One of the key ways in which it can do that is by looking at how we deal with the challenge of AIDS and HIV across the world. We must be robust with other countries in the Commonwealth—particularly around anti-LGBT laws and how they adversely affect access to the prevention and treatment of HIV and AIDS across the world—and use Commonwealth mechanisms to make headway against that epidemic. I hope the Minister will raise those issues with his counterparts in the Commonwealth as part of our effort to deliver on the global goal of a world free from AIDS.
Many Members and previous leaders such as Gordon Brown have made the point about the relevance of the Commonwealth, particularly in dealing with huge global inequalities. Natural disasters contribute to $8 billion of economic losses per year in the Commonwealth, and the combination of many of the smallest nation states in the world with many of the largest and fastest-growing nation states gives us a huge opportunity to use the Commonwealth to redistribute wealth and power globally in favour of the most marginalised people in the world. That is where our focus should be: how we use forums such as the Commonwealth games, diplomatic networks and development networks to see a redistribution of opportunity, wealth and power in favour of the weakest people in the world today. With 2.4 billion people—a third of the global population—and the fastest growing cities in the world, there is a huge opportunity to be grasped.

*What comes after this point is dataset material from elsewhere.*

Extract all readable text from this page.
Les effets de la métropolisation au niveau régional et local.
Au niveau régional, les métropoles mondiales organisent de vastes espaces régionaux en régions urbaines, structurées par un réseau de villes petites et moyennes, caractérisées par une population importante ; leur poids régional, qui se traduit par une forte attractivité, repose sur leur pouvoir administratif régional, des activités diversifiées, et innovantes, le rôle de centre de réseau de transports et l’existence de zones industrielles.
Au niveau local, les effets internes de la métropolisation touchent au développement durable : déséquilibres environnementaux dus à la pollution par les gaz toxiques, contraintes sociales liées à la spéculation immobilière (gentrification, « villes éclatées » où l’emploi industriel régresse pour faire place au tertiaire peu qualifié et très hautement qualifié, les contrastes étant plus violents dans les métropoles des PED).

Engagement with the Commonwealth is vital for Britain. We must look at how we can redouble our efforts. We see opportunities for close relationships between states such as Canada, Australia and New Zealand—the more developed nations of the Commonwealth with which we share a common language and other cultural links—and we must use that wealth to redistribute across other nations of the Commonwealth and ensure global redistribution of wealth and power. That is where the Commonwealth can re-establish and reaffirm its relevance in the 21st century.